Good Morning; I have told my kids for years. You need to be humble and grateful for what you have. there are so many people in this world with less resources and in worst situations. I received an email where a family member just had brain surgery and has much recovery to happen. Yesterday I spent the afternoon with a neighbor who I have not seen eye to eye on many issues. She told me her DH is able to retire. He wants to travel. She is very afraid. she is in her sixties and is afraid to enjoy life. I am grateful that I like adventure and am excited to do things. Her life is very different than mine. She wants grand children badly and her children have no interest in this any time soon. She seems so lonely and I know if she got out more she would enjoy things and have a more interesting conversations. She wants to see photos of Adrienne all the time. I have always said bc of my uncertain childhood; I do not fear unknown situations. I am carefully but I say a prayer and then go forward. The way I feel if you do not experience life, you can live a life looks out a window onto life as it goes by. have a good day!!
Good Morning; As all of you know I have been in much stress, this amount can affect you physically as well as mentally. Yesterday I gave myself a spa day. I gave myself a nice spa bath, facial and dyed my hair in my home. All of this was done with lovely music and I feel great today. I also did something that I have not done- I did my exercise on the treadmill barefoot. My feet are a little sore but I want to strengthen my feet. My DS told me that if you want to strengthen your feet exercise barefoot. I am very peaceful this morning. Life is good! Look into the mirror and say " I love myself unconditionally." Have a good day!! Get some exercise in today!!
Good afternoon; Been busy this morning. I just took some time to get the blog done.
Did any one watch Hemingway and Gellhorn on HBO last night. I recorded it so watched it today. It is marvelous. I like books and movies with strong women roles.
DS is still working with doctors and the medications. It is very confusing. It seems no one actually understands the sides effects. One drug can produce side effects - he just does not like the way it makes him feel. I am hoping there is an end to this situation within a short time. It is very frustrated for him and us all.
I am about to go and exercise. I am trying very hard to get back to my routine and take one day at a time. Life is complicated but it is the only life I have and I am going to do the very best I can to stay on my program and continue to exercise with portion control. Every one have a good day!!
Gardeners consider the sunlight and soil conditions each plant needs to thrive. A gardener's work begins with designing the garden, preparing the soil, and planting the seeds. Watering, weeding and thinning the crop are necessary. Gardening involves proper preparation and continual care.
The desires of my heart are like seeds. They respond to careful planning and nurturing, and they manifest in their own time. Just as a gardener knows not to disturb germinating seeds to check their progress, I learn to be patient and not worry as my life unfolds. I trust that God is ever-present. My desires will bear fruit in time, and all is well.
Had a good weekend even though it was complicated. At one time, a weekend like this would be have wrecked me for a week or so. I have moved on and just let go. DS is doing much better. DH was out of sorts but we talked last night. It is the job situation. We put a plan in place.
All company is leaving today and I will have time to do what I want which includes peace and quiet which I enjoy.

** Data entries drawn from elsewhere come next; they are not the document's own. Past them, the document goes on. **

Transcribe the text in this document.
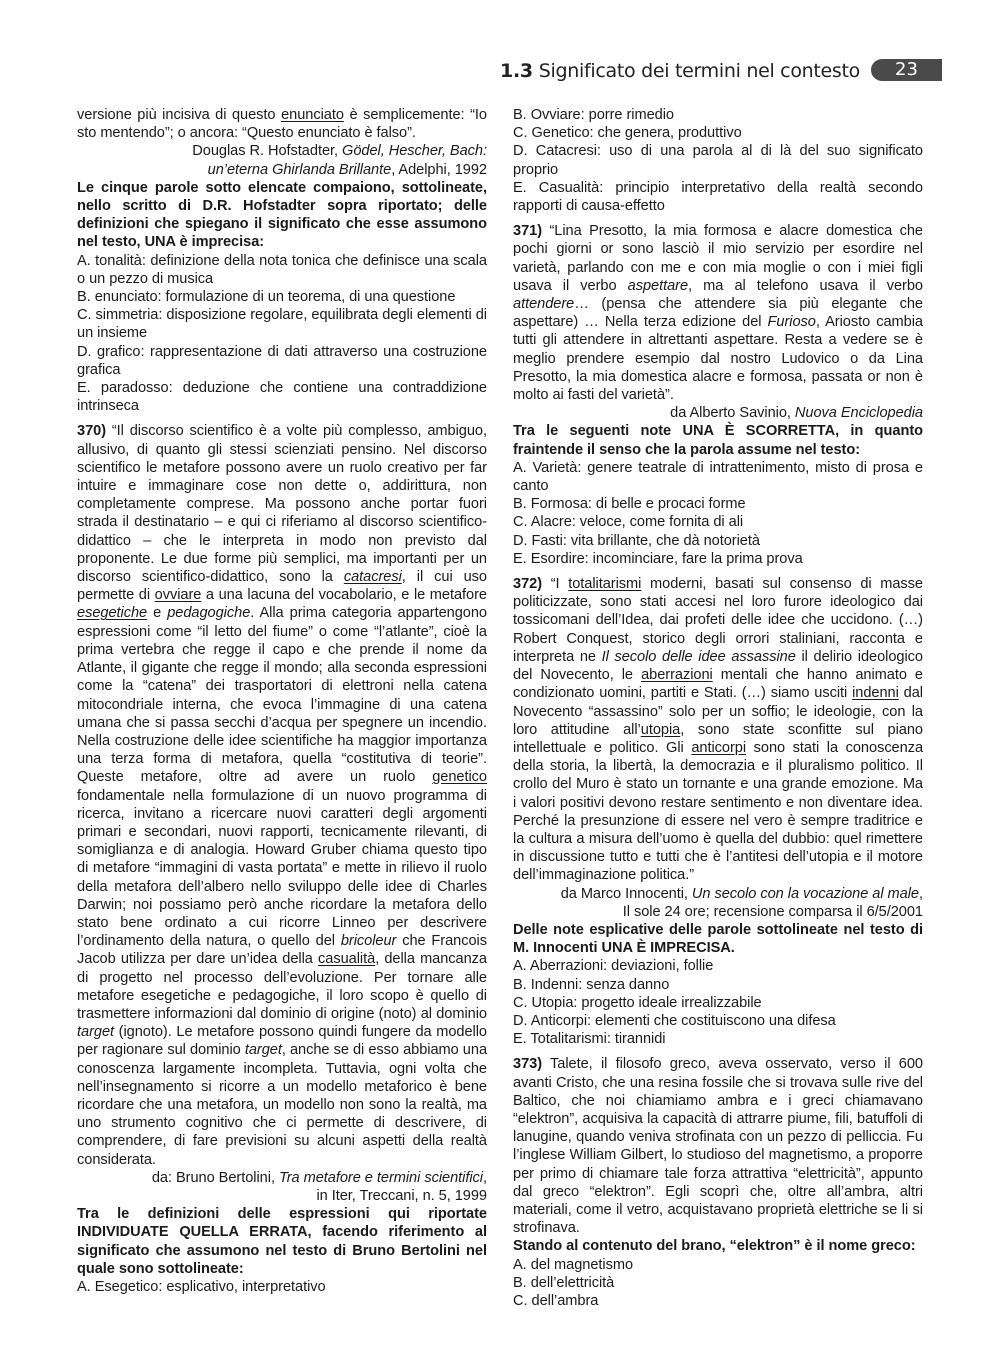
1.3 Significato dei termini nel contesto	23

versione più incisiva di questo enunciato è semplicemente: “Io sto mentendo”; o ancora: “Questo enunciato è falso”.

Douglas R. Hofstadter, Gödel, Hescher, Bach:
un’eterna Ghirlanda Brillante, Adelphi, 1992

Le cinque parole sotto elencate compaiono, sottolineate, nello scritto di D.R. Hofstadter sopra riportato; delle definizioni che spiegano il significato che esse assumono nel testo, UNA è imprecisa:

A. tonalità: definizione della nota tonica che definisce una scala o un pezzo di musica

B. enunciato: formulazione di un teorema, di una questione

C. simmetria: disposizione regolare, equilibrata degli elementi di un insieme

D. grafico: rappresentazione di dati attraverso una costruzione grafica

E. paradosso: deduzione che contiene una contraddizione intrinseca

370) “Il discorso scientifico è a volte più complesso, ambiguo, allusivo, di quanto gli stessi scienziati pensino. Nel discorso scientifico le metafore possono avere un ruolo creativo per far intuire e immaginare cose non dette o, addirittura, non completamente comprese. Ma possono anche portar fuori strada il destinatario – e qui ci riferiamo al discorso scientifico-didattico – che le interpreta in modo non previsto dal proponente. Le due forme più semplici, ma importanti per un discorso scientifico-didattico, sono la catacresi, il cui uso permette di ovviare a una lacuna del vocabolario, e le metafore esegetiche e pedagogiche. Alla prima categoria appartengono espressioni come “il letto del fiume” o come “l’atlante”, cioè la prima vertebra che regge il capo e che prende il nome da Atlante, il gigante che regge il mondo; alla seconda espressioni come la “catena” dei trasportatori di elettroni nella catena mitocondriale interna, che evoca l’immagine di una catena umana che si passa secchi d’acqua per spegnere un incendio. Nella costruzione delle idee scientifiche ha maggior importanza una terza forma di metafora, quella “costitutiva di teorie”. Queste metafore, oltre ad avere un ruolo genetico fondamentale nella formulazione di un nuovo programma di ricerca, invitano a ricercare nuovi caratteri degli argomenti primari e secondari, nuovi rapporti, tecnicamente rilevanti, di somiglianza e di analogia. Howard Gruber chiama questo tipo di metafore “immagini di vasta portata” e mette in rilievo il ruolo della metafora dell’albero nello sviluppo delle idee di Charles Darwin; noi possiamo però anche ricordare la metafora dello stato bene ordinato a cui ricorre Linneo per descrivere l’ordinamento della natura, o quello del bricoleur che Francois Jacob utilizza per dare un’idea della casualità, della mancanza di progetto nel processo dell’evoluzione. Per tornare alle metafore esegetiche e pedagogiche, il loro scopo è quello di trasmettere informazioni dal dominio di origine (noto) al dominio target (ignoto). Le metafore possono quindi fungere da modello per ragionare sul dominio target, anche se di esso abbiamo una conoscenza largamente incompleta. Tuttavia, ogni volta che nell’insegnamento si ricorre a un modello metaforico è bene ricordare che una metafora, un modello non sono la realtà, ma uno strumento cognitivo che ci permette di descrivere, di comprendere, di fare previsioni su alcuni aspetti della realtà considerata.

da: Bruno Bertolini, Tra metafore e termini scientifici,
in Iter, Treccani, n. 5, 1999

Tra le definizioni delle espressioni qui riportate INDIVIDUATE QUELLA ERRATA, facendo riferimento al significato che assumono nel testo di Bruno Bertolini nel quale sono sottolineate:

A. Esegetico: esplicativo, interpretativo

B. Ovviare: porre rimedio

C. Genetico: che genera, produttivo

D. Catacresi: uso di una parola al di là del suo significato proprio

E. Casualità: principio interpretativo della realtà secondo rapporti di causa-effetto

371) “Lina Presotto, la mia formosa e alacre domestica che pochi giorni or sono lasciò il mio servizio per esordire nel varietà, parlando con me e con mia moglie o con i miei figli usava il verbo aspettare, ma al telefono usava il verbo attendere… (pensa che attendere sia più elegante che aspettare) … Nella terza edizione del Furioso, Ariosto cambia tutti gli attendere in altrettanti aspettare. Resta a vedere se è meglio prendere esempio dal nostro Ludovico o da Lina Presotto, la mia domestica alacre e formosa, passata or non è molto ai fasti del varietà”.

da Alberto Savinio, Nuova Enciclopedia

Tra le seguenti note UNA È SCORRETTA, in quanto fraintende il senso che la parola assume nel testo:

A. Varietà: genere teatrale di intrattenimento, misto di prosa e canto

B. Formosa: di belle e procaci forme

C. Alacre: veloce, come fornita di ali

D. Fasti: vita brillante, che dà notorietà

E. Esordire: incominciare, fare la prima prova

372) “I totalitarismi moderni, basati sul consenso di masse politicizzate, sono stati accesi nel loro furore ideologico dai tossicomani dell’Idea, dai profeti delle idee che uccidono. (…) Robert Conquest, storico degli orrori staliniani, racconta e interpreta ne Il secolo delle idee assassine il delirio ideologico del Novecento, le aberrazioni mentali che hanno animato e condizionato uomini, partiti e Stati. (…) siamo usciti indenni dal Novecento “assassino” solo per un soffio; le ideologie, con la loro attitudine all’utopia, sono state sconfitte sul piano intellettuale e politico. Gli anticorpi sono stati la conoscenza della storia, la libertà, la democrazia e il pluralismo politico. Il crollo del Muro è stato un tornante e una grande emozione. Ma i valori positivi devono restare sentimento e non diventare idea. Perché la presunzione di essere nel vero è sempre traditrice e la cultura a misura dell’uomo è quella del dubbio: quel rimettere in discussione tutto e tutti che è l’antitesi dell’utopia e il motore dell’immaginazione politica.”

da Marco Innocenti, Un secolo con la vocazione al male,
Il sole 24 ore; recensione comparsa il 6/5/2001

Delle note esplicative delle parole sottolineate nel testo di M. Innocenti UNA È IMPRECISA.

A. Aberrazioni: deviazioni, follie

B. Indenni: senza danno

C. Utopia: progetto ideale irrealizzabile

D. Anticorpi: elementi che costituiscono una difesa

E. Totalitarismi: tirannidi

373) Talete, il filosofo greco, aveva osservato, verso il 600 avanti Cristo, che una resina fossile che si trovava sulle rive del Baltico, che noi chiamiamo ambra e i greci chiamavano “elektron”, acquisiva la capacità di attrarre piume, fili, batuffoli di lanugine, quando veniva strofinata con un pezzo di pelliccia. Fu l’inglese William Gilbert, lo studioso del magnetismo, a proporre per primo di chiamare tale forza attrattiva “elettricità”, appunto dal greco “elektron”. Egli scoprì che, oltre all’ambra, altri materiali, come il vetro, acquistavano proprietà elettriche se li si strofinava.

Stando al contenuto del brano, “elektron” è il nome greco:

A. del magnetismo

B. dell’elettricità

C. dell’ambra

Good Morning; If you follow this blog, you know I have had constant stress this year so far. Another back surgery for my DS in January, MIL severe health issues, DD a severe pregnancy problems- DS going through withdrawal from pain meds that doctors gave him during his recovery from two back surgeries. I have been the main care taker for all these situations and it is not even June 1. My secret of my strength is my high power through Overeaters Anonymous. This program I have taken advantage of and taken for granted to be there for me. It has for nearly 40 years. I have not always followed it but I am back this year. I hit rock bottom and had to surrender to my high power bc I needed support and no person could fulfill my needs bc of so much stress fatigue. I asked for help and it was there. I am not bragging or telling any one to get some kind of glory bc my journey is still going but I am not stressed like I was and burdened. I used to rely on my family and others but they are not always there when needed. I had to reach future to my higher power and this has taken away my resentment. I am back home and will get back on my routine. Right now I am listening to a phone meeting and it is very calming. Overeaters Anonymous offers a program of recovery from compulsive eating. For today I am calm and at peace. Have a good day. I use this blog, OA phone meeting and literature or I would have been buried from all the stress this year.
Every one has to find a way to succeed. I knew all the stress was killing me but it would not let up so I had to surrender to my higher power for relief. I did not do it alone. Have a good day!! I feel great and peaceful. I wrote this today bc people are praising me for being strong. I am strong but it bc I asked for help. I am handling things one day at a time. What a change bc I was drowning with the burden of all this stress. Get some movement in this weekend!!